In historical times, the city of Trikke and its surrounding area experienced prosperity. It fell under the Persians in 480 BC, while ten years later it joined the Thessalian monetary union. In 352 BC it was united with the Macedonian kingdom, under Philip II. The city became a place where major battles occured between the Macedonian Greeks and the Romans. Although Philip V of Macedon and his son Perseus tried to defend the city, it eventually fell under the Romans in 168 BC.

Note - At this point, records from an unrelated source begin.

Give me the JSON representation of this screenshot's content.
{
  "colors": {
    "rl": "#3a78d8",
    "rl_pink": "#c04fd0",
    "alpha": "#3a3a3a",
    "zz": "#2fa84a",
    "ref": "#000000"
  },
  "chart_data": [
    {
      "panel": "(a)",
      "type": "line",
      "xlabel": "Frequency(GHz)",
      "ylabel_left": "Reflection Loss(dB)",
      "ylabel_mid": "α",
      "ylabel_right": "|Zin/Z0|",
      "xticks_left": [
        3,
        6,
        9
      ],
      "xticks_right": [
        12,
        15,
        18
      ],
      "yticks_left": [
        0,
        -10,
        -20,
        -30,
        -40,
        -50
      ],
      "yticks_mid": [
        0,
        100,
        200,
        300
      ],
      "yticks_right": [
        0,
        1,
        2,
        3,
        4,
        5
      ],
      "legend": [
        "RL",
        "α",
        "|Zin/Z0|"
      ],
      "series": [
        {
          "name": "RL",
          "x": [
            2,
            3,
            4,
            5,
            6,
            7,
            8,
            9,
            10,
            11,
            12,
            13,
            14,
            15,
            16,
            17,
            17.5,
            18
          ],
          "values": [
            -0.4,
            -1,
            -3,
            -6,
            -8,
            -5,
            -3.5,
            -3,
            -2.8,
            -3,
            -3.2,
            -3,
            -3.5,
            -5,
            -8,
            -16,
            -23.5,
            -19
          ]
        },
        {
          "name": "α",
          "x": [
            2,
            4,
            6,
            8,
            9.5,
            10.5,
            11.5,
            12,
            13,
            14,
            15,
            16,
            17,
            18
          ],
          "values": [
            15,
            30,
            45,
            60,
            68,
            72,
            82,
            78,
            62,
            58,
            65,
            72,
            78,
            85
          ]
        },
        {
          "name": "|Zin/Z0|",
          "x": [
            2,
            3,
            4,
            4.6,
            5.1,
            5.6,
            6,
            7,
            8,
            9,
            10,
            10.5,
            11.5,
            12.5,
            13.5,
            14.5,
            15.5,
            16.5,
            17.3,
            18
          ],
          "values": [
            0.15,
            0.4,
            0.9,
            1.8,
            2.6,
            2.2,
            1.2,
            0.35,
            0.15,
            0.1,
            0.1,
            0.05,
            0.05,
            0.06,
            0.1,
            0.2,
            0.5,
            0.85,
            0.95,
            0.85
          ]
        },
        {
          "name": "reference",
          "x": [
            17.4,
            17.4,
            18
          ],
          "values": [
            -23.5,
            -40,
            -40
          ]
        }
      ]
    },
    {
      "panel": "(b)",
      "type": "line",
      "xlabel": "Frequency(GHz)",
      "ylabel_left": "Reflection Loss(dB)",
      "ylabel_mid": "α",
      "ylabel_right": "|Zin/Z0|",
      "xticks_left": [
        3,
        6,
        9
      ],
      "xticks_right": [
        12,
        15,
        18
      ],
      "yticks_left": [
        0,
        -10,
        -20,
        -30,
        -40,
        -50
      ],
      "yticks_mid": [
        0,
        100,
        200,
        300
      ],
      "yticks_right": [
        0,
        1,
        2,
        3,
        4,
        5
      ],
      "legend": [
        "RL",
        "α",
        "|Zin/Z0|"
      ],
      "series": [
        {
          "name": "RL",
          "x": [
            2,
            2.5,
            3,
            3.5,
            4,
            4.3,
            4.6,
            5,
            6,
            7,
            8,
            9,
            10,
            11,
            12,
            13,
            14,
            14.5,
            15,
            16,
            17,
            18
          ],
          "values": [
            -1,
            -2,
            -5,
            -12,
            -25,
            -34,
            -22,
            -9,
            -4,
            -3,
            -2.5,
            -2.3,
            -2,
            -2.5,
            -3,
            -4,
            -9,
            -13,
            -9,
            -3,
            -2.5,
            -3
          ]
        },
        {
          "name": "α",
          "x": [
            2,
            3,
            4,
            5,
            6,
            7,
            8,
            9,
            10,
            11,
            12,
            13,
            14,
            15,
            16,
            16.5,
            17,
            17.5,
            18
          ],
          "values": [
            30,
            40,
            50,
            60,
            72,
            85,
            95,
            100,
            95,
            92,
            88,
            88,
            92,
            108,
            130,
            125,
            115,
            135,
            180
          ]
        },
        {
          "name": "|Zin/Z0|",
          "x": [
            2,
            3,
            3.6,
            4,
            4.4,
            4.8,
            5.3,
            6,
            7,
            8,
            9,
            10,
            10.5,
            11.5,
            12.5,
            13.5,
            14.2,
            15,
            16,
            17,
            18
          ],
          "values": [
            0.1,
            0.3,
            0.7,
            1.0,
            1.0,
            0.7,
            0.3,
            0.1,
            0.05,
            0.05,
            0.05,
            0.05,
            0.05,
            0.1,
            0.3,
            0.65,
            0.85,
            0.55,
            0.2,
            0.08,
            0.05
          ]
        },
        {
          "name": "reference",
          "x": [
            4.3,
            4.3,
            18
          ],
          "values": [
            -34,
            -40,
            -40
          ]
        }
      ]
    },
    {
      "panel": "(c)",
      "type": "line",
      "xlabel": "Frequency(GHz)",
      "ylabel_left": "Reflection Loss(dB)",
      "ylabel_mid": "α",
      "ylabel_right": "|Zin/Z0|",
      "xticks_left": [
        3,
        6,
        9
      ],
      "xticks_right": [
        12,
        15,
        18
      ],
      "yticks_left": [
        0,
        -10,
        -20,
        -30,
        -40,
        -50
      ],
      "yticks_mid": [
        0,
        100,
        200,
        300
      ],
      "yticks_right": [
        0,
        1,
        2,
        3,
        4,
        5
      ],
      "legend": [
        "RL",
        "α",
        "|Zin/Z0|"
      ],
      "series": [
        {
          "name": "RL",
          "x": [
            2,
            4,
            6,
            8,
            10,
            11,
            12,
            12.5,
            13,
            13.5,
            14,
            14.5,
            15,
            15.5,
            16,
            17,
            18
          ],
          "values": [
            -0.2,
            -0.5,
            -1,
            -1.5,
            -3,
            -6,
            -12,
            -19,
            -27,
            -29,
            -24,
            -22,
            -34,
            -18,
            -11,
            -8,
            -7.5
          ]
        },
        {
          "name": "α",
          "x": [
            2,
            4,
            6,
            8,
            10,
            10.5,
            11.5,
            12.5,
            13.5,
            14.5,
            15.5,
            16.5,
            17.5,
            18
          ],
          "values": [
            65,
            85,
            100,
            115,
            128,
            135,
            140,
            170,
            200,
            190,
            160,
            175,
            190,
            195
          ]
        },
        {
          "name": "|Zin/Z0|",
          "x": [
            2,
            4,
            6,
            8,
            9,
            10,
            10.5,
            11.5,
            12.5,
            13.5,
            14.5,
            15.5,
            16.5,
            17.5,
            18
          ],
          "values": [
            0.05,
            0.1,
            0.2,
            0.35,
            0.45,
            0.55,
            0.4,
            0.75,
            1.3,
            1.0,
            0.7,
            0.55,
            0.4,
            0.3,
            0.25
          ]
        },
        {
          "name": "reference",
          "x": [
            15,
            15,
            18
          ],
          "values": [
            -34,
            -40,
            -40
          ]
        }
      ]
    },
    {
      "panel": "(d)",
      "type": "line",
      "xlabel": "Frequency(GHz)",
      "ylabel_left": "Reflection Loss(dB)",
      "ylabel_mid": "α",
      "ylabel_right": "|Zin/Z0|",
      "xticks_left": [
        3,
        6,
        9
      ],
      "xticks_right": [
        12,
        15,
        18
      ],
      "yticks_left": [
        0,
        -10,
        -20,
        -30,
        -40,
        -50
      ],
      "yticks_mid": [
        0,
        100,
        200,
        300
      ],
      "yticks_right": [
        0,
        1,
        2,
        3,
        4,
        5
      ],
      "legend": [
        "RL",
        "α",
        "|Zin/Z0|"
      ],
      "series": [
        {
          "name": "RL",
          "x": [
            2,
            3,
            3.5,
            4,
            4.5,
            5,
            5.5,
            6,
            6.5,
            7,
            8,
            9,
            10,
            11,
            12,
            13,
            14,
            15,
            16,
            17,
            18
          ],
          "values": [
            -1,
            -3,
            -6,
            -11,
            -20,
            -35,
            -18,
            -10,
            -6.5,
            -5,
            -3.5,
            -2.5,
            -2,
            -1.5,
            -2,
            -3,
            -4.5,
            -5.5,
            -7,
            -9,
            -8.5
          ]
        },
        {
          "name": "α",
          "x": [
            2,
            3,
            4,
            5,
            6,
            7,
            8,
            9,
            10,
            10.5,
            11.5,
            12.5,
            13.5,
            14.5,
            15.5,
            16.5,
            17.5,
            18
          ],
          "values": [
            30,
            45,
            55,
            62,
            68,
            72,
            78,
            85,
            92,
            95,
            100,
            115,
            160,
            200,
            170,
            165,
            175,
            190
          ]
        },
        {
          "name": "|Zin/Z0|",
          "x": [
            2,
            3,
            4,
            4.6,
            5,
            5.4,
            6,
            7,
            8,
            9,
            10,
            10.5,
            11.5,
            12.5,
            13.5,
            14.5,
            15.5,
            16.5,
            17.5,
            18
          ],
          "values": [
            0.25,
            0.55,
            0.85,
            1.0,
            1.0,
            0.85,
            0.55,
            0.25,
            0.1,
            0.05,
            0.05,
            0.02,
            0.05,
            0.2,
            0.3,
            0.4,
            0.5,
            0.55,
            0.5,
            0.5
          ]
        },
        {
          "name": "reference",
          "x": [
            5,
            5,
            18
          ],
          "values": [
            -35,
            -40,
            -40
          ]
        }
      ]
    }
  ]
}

In the early Byzantine era the region was conquered by many intruders: Goths (396), Huns (447), Slavs (577), Bulgarians (976-1025), Normans (1081), Catalonians (1309–1311) and in 1204 by the Franks, while for a short period it became part of the Despotate of Epirus. The city’s current name first appeared in the early 12th century, in Anna Comnena’s Alexiad. It was conquered by the Ottomans in 1393, and after an extended period of decline it became an important industrial center, with renouned industries producing woolen textiles and leather goods.
The city also became an important intellectual center for a long time during Ottoman dominion (1543-1854), where famous personalities, like Dionysios the Philosopher, received a great reputation. In the mid 16th century the Ottomans built the Koursoum mosque in Trikala for the growing Muslim population. It was built by Sinan Pasha who also designed the famous Blue Mosque in Istanbul. On the 23rd of August, 1881 the city regained Greek sovereignity along with the rest of Thessaly, following a treaty signed in Constantinople between the Ottoman Empire and the Kingdom of Greece.